Die Leiche


Ihren Humor hatte sie nun endgültig verloren, jetzt, da sie eine Leiche war. Da lag sie nun und schmollte vor sich hin und verstand die Welt nicht mehr. Sie war eine schöne Leiche, soweit sich das von ihrem Betrachtungswinkel aus sagen ließ. Kein zerschlagenes Gesicht, keine offenen Wunden, keine verdrehten Arme oder Beine. Nichts, was auf einen Überfall oder Unfall hätte hindeuten können. Den Schaulustigen, den Gaffern, die an ihr vorbeiliefen, konnte sie ihre Gefühle nicht mitteilen.
Aber etwas war sonderbar! Sie konnte Selbstgespräche führen. Wie war das möglich? Warum ließ ihr Geist sie nicht gehen? Es war Hochsommer und das Thermometer zeigte 35 Grad im Schatten. Männlein und Weiblein versprühten ihre Düfte. Es roch nach Liebe. Sie konnte es riechen. Der Duft war ihr nicht fremd. Es mochte noch nicht lange her sein, dass dieser Duft der Liebe sie berührt hatte. Vielleicht eine Stunde.
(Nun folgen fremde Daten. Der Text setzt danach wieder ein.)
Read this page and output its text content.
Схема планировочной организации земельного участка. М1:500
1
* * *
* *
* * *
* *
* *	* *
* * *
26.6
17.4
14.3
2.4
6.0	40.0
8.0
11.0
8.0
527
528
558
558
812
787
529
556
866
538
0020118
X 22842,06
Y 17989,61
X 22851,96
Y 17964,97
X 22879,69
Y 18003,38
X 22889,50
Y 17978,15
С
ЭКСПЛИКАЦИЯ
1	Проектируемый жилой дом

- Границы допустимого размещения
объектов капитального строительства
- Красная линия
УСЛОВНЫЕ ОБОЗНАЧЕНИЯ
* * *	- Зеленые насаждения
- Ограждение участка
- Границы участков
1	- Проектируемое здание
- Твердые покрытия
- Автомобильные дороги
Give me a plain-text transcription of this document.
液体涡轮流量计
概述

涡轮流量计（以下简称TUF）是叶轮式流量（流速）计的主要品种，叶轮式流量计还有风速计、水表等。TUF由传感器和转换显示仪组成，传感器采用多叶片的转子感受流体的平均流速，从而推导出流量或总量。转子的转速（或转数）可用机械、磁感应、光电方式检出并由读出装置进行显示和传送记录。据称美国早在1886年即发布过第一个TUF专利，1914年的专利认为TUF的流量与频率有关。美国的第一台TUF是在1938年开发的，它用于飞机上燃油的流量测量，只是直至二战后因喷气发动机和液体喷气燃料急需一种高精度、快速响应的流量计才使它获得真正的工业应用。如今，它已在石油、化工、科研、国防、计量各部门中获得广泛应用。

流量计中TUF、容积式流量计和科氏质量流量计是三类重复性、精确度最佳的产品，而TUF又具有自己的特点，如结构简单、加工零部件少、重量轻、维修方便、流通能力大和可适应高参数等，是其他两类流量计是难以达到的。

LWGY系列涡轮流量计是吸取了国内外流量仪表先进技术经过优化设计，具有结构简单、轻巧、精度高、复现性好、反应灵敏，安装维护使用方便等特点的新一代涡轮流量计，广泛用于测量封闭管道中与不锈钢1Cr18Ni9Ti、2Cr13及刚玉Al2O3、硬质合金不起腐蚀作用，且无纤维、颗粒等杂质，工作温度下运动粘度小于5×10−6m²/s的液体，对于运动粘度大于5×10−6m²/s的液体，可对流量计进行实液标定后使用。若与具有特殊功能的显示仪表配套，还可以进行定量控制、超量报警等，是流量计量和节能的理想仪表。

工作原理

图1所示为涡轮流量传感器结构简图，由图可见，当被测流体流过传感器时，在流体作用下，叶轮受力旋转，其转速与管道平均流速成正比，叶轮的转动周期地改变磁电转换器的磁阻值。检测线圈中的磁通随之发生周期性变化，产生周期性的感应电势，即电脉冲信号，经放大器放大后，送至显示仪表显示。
Oder einen Tag.

Ihr Geruchssystem war noch nicht erloschen. Nach Verwesung roch es nicht. Mit detektivischem Spürsinn suchte sie nach Antworten und schaute in die Gesichter, die sich rund um sie versammelt hatten. Ihre Fragen wurden nicht beantwortet. Keiner konnte ihre Hilferufe hören. Etwas in ihr zwang sie, loszulassen. Es war ihr aber nicht möglich, dieser Stimme zu folgen. Zu sehr hing sie noch an dem Geruch des Lebens. Auf der Straße zeichnete sich ein vertrautes Bild der vorgetäuschten Betroffenheit ab.
Es war aber nur ein Fetzen aus Heuchelei und Lustbarkeit, kein Bild wirklicher Trauer, echten Mitgefühls. Psychologen meinen, dass das Gaffen der Stabilisierung des eigenen Ichs helfe. Der Gaffer werde sich bewusst, dass es anderen schlechter geht als ihm. Mit dieser Erkenntnis und dem Umstand der Hilflosigkeit ließ sie sich fallen. Der Duft des Lebens, den sie so sehr liebte, war ein bitterer Geruch geworden.